CAMP PENDLETON, Calif. – More than 50 Marines with 1st Supply Battalion, Combat Logistics Regiment 15, 1st Marine Logistics Group, were recognized for their military service during a capstone ceremony aboard Camp Pendleton, Calif., May 23, 2013.
The ceremony was a formal, graduation-inspired event that recognized each Marine’s preparedness to successfully transition from the military to the civilian workforce in conjunction with the completion of honorable service in the Marine Corps.
“It’s a formal thanks to the Marines for their time served,” said Sgt. Maj. Jeffrey A. Young, battalion sergeant major, 1st Supply Bn. “A final culminating event for the transition to the civilian population.”
The process leading up to the ceremony ensures Marines leaving the Marine Corps are prepared for the next chapter in their lives following active-duty service.
A Department of Defense-wide capstone event that serves to verify service members’ career readiness has been in the making for the past two years. President Obama announced the launch of a revamped transition program developed by the Veterans Employment Initiative Task Force to be implemented throughout the military by the end of 2013.
Going above and beyond this guidance, Lt. Col. Michael J. Fitzgerald, commanding officer, 1st Supply Bn., and his senior staff collaborated with select regimental and MLG staff to make the capstone event more than just a verification of standards met. In addition to meeting the requirements of the capstone event, the leadership of 1st Supply Bn. decided to individually recognize each Marine’s service and honor the transition from good Marines to good citizens in a formal, commencement-inspired capstone ceremony.
Previously, a Marine’s End of Active Service plan was more personality driven, said Fitzgerald. Now, however, the transition process is comprised of a three-stage program that consists of identifying Marines scheduled to end their active service, interviewing Marines to ensure they have a solid plan for their transition into the civilian sector, and finally, recognizing Marines at the capstone ceremony for their dedicated and honorable service.
“Each Marine participates in a capstone interview with the chain of command to verify (the Marine) has met all requirements and any unresolved issues have been fulfilled during the first and second phases of their 90-day End of Active Service period,” said Fitzgerald. “The majority of Marines remember their first 90 days and their last 90 days of service. We want to leave recognition from senior leadership among their memories.”
During the ceremony, participants were formally recognized and presented with a certificate of appreciation and Commandant of the Marine Corps Letter in front of their families as well as select battalion and MLG staff for their honorable and faithful service to the Marine Corps.
“(The ceremony) acknowledged all the work you’ve done,” said Cpl. Alina Sanchez, a warehouse clerk with 1st Supply Co., 1st Supply Bn., and native of Hammond, Ind. “It made me feel good. It shows that they care, and that the (Marine Corps) is sending you out into the civilian world with options and a plan.”
Additionally, Fitzgerald used the opportunity to reinvigorate the “once a Marine, always a Marine” ethos.

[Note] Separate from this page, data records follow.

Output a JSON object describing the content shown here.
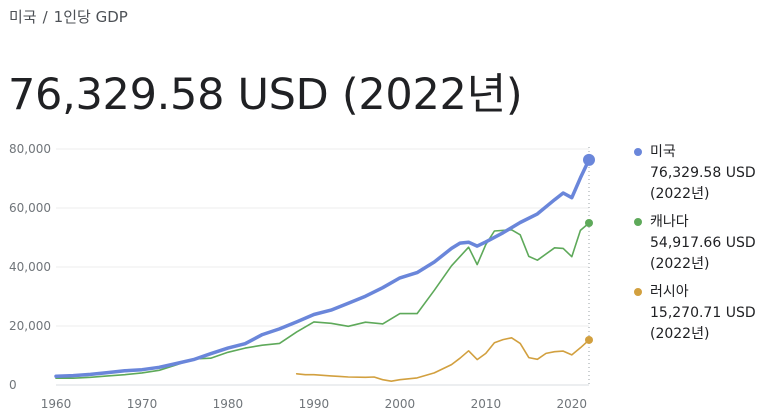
{
  "breadcrumb": {
    "country": "미국",
    "separator": "/",
    "metric": "1인당 GDP"
  },
  "headline": "76,329.58 USD (2022년)",
  "legend": [
    {
      "name": "미국",
      "value": "76,329.58 USD",
      "year": "(2022년)",
      "color": "#6a86da"
    },
    {
      "name": "캐나다",
      "value": "54,917.66 USD",
      "year": "(2022년)",
      "color": "#5ea95a"
    },
    {
      "name": "러시아",
      "value": "15,270.71 USD",
      "year": "(2022년)",
      "color": "#d2a03f"
    }
  ],
  "chart_data": {
    "type": "line",
    "xlim": [
      1960,
      2022
    ],
    "ylim": [
      0,
      80000
    ],
    "yticks": [
      0,
      20000,
      40000,
      60000,
      80000
    ],
    "ytick_labels": [
      "0",
      "20,000",
      "40,000",
      "60,000",
      "80,000"
    ],
    "xticks": [
      1960,
      1970,
      1980,
      1990,
      2000,
      2010,
      2020
    ],
    "xtick_labels": [
      "1960",
      "1970",
      "1980",
      "1990",
      "2000",
      "2010",
      "2020"
    ],
    "grid": true,
    "legend_position": "right",
    "series": [
      {
        "name": "미국",
        "color": "#6a86da",
        "x": [
          1960,
          1962,
          1964,
          1966,
          1968,
          1970,
          1972,
          1974,
          1976,
          1978,
          1980,
          1982,
          1984,
          1986,
          1988,
          1990,
          1992,
          1994,
          1996,
          1998,
          2000,
          2002,
          2004,
          2006,
          2007,
          2008,
          2009,
          2010,
          2012,
          2014,
          2016,
          2018,
          2019,
          2020,
          2021,
          2022
        ],
        "y": [
          3000,
          3200,
          3600,
          4200,
          4800,
          5200,
          6000,
          7300,
          8600,
          10600,
          12500,
          14000,
          17100,
          19000,
          21400,
          23900,
          25400,
          27700,
          30100,
          33000,
          36300,
          38100,
          41700,
          46300,
          48100,
          48400,
          47100,
          48500,
          51600,
          55100,
          58000,
          62800,
          65100,
          63500,
          70200,
          76330
        ]
      },
      {
        "name": "캐나다",
        "color": "#5ea95a",
        "x": [
          1960,
          1962,
          1964,
          1966,
          1968,
          1970,
          1972,
          1974,
          1976,
          1978,
          1980,
          1982,
          1984,
          1986,
          1988,
          1990,
          1992,
          1994,
          1996,
          1998,
          2000,
          2002,
          2004,
          2006,
          2008,
          2009,
          2010,
          2011,
          2013,
          2014,
          2015,
          2016,
          2018,
          2019,
          2020,
          2021,
          2022
        ],
        "y": [
          2300,
          2300,
          2600,
          3100,
          3500,
          4100,
          5000,
          6800,
          8800,
          9100,
          11100,
          12500,
          13500,
          14100,
          18000,
          21400,
          20900,
          19900,
          21300,
          20700,
          24200,
          24200,
          32100,
          40400,
          46700,
          40800,
          47600,
          52200,
          52600,
          50900,
          43600,
          42300,
          46500,
          46300,
          43500,
          52400,
          54918
        ]
      },
      {
        "name": "러시아",
        "color": "#d2a03f",
        "x": [
          1988,
          1989,
          1990,
          1992,
          1993,
          1994,
          1996,
          1997,
          1998,
          1999,
          2000,
          2002,
          2004,
          2006,
          2007,
          2008,
          2009,
          2010,
          2011,
          2012,
          2013,
          2014,
          2015,
          2016,
          2017,
          2018,
          2019,
          2020,
          2021,
          2022
        ],
        "y": [
          3800,
          3500,
          3500,
          3100,
          2900,
          2700,
          2600,
          2700,
          1800,
          1300,
          1800,
          2400,
          4100,
          6900,
          9100,
          11600,
          8600,
          10700,
          14300,
          15400,
          16000,
          14100,
          9300,
          8700,
          10700,
          11300,
          11500,
          10200,
          12600,
          15271
        ]
      }
    ]
  }
}
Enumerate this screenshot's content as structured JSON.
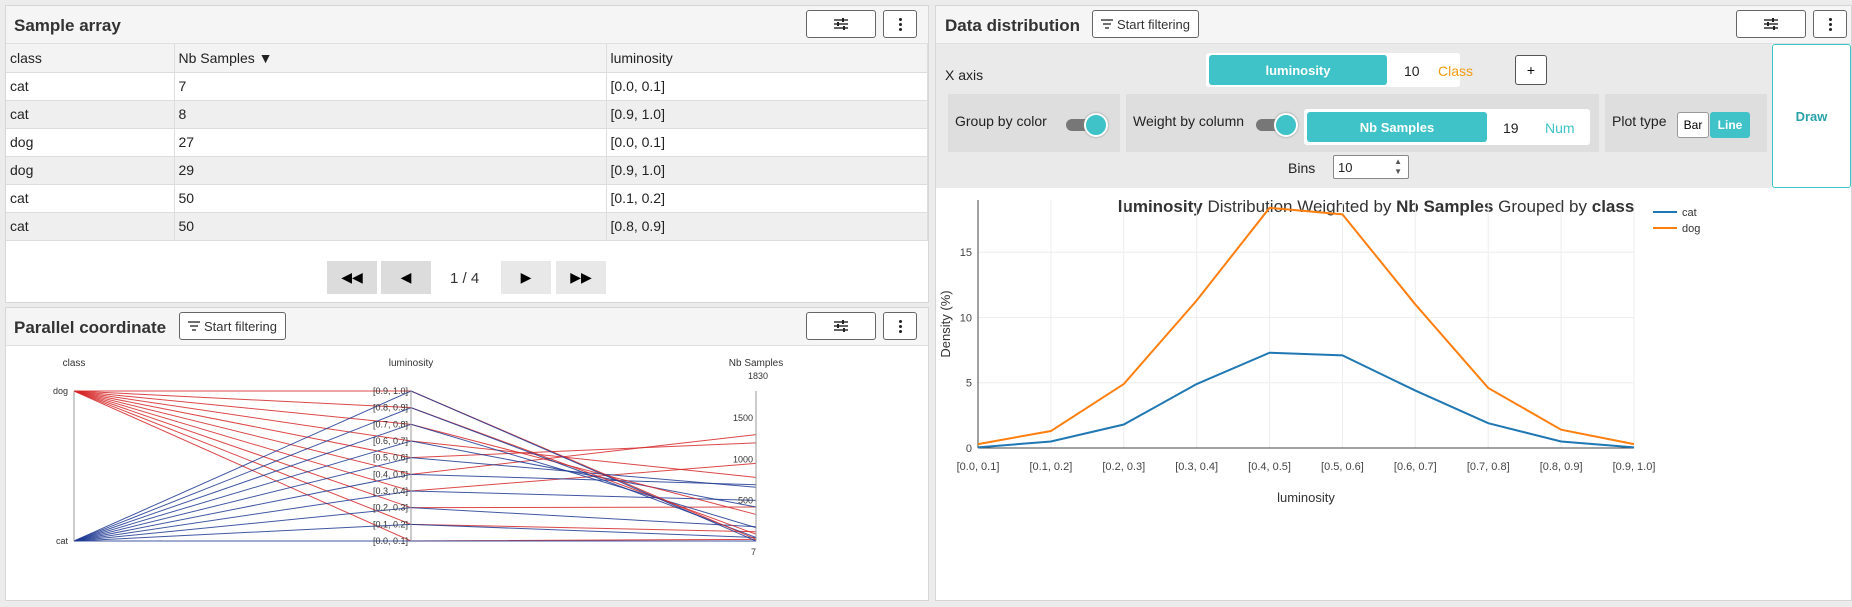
{
  "sample_array": {
    "title": "Sample array",
    "columns": [
      "class",
      "Nb Samples ▼",
      "luminosity"
    ],
    "rows": [
      [
        "cat",
        "7",
        "[0.0, 0.1]"
      ],
      [
        "cat",
        "8",
        "[0.9, 1.0]"
      ],
      [
        "dog",
        "27",
        "[0.0, 0.1]"
      ],
      [
        "dog",
        "29",
        "[0.9, 1.0]"
      ],
      [
        "cat",
        "50",
        "[0.1, 0.2]"
      ],
      [
        "cat",
        "50",
        "[0.8, 0.9]"
      ]
    ],
    "pager": {
      "first": "◀◀",
      "prev": "◀",
      "page": "1 / 4",
      "next": "▶",
      "last": "▶▶"
    }
  },
  "parallel": {
    "title": "Parallel coordinate",
    "filter_label": "Start filtering",
    "axes": [
      "class",
      "luminosity",
      "Nb Samples"
    ],
    "class_ticks": [
      "dog",
      "cat"
    ],
    "lum_ticks": [
      "[0.9, 1.0]",
      "[0.8, 0.9]",
      "[0.7, 0.8]",
      "[0.6, 0.7]",
      "[0.5, 0.6]",
      "[0.4, 0.5]",
      "[0.3, 0.4]",
      "[0.2, 0.3]",
      "[0.1, 0.2]",
      "[0.0, 0.1]"
    ],
    "nb_ticks": [
      "1830",
      "1500",
      "1000",
      "500",
      "7"
    ],
    "colors": {
      "dog": "#d62728",
      "cat": "#1f3a93"
    }
  },
  "distribution": {
    "title": "Data distribution",
    "filter_label": "Start filtering",
    "x_axis_label": "X axis",
    "x_column": "luminosity",
    "x_bins_value": "10",
    "x_type": "Class",
    "add_label": "+",
    "group_by_color_label": "Group by color",
    "weight_label": "Weight by column",
    "weight_column": "Nb Samples",
    "weight_value": "19",
    "weight_type": "Num",
    "plot_type_label": "Plot type",
    "plot_bar": "Bar",
    "plot_line": "Line",
    "bins_label": "Bins",
    "bins_value": "10",
    "draw_label": "Draw"
  },
  "chart_data": {
    "type": "line",
    "title_parts": [
      {
        "text": "luminosity",
        "bold": true
      },
      {
        "text": " Distribution Weighted by ",
        "bold": false
      },
      {
        "text": "Nb Samples",
        "bold": true
      },
      {
        "text": " Grouped by ",
        "bold": false
      },
      {
        "text": "class",
        "bold": true
      }
    ],
    "categories": [
      "[0.0, 0.1]",
      "[0.1, 0.2]",
      "[0.2, 0.3]",
      "[0.3, 0.4]",
      "[0.4, 0.5]",
      "[0.5, 0.6]",
      "[0.6, 0.7]",
      "[0.7, 0.8]",
      "[0.8, 0.9]",
      "[0.9, 1.0]"
    ],
    "series": [
      {
        "name": "cat",
        "color": "#1f77b4",
        "values": [
          0.05,
          0.5,
          1.8,
          4.9,
          7.3,
          7.1,
          4.4,
          1.9,
          0.5,
          0.05
        ]
      },
      {
        "name": "dog",
        "color": "#ff7f0e",
        "values": [
          0.3,
          1.3,
          4.9,
          11.3,
          18.4,
          17.9,
          11.0,
          4.6,
          1.4,
          0.3
        ]
      }
    ],
    "xlabel": "luminosity",
    "ylabel": "Density (%)",
    "ylim": [
      0,
      19
    ],
    "yticks": [
      0,
      5,
      10,
      15
    ],
    "legend": "top-right",
    "grid": true
  }
}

“I wanted the Marines leaving the service to know that they are never alone,” said Fitzgerald. “The certificates let them hold on to something that proves just that.”
“It was something all of the staff thought up,” said Young, a native of Baltimore. “We wanted to formally recognize Marines’ honorable time in service as well as their plan for success after. It’s something that simply should be done.”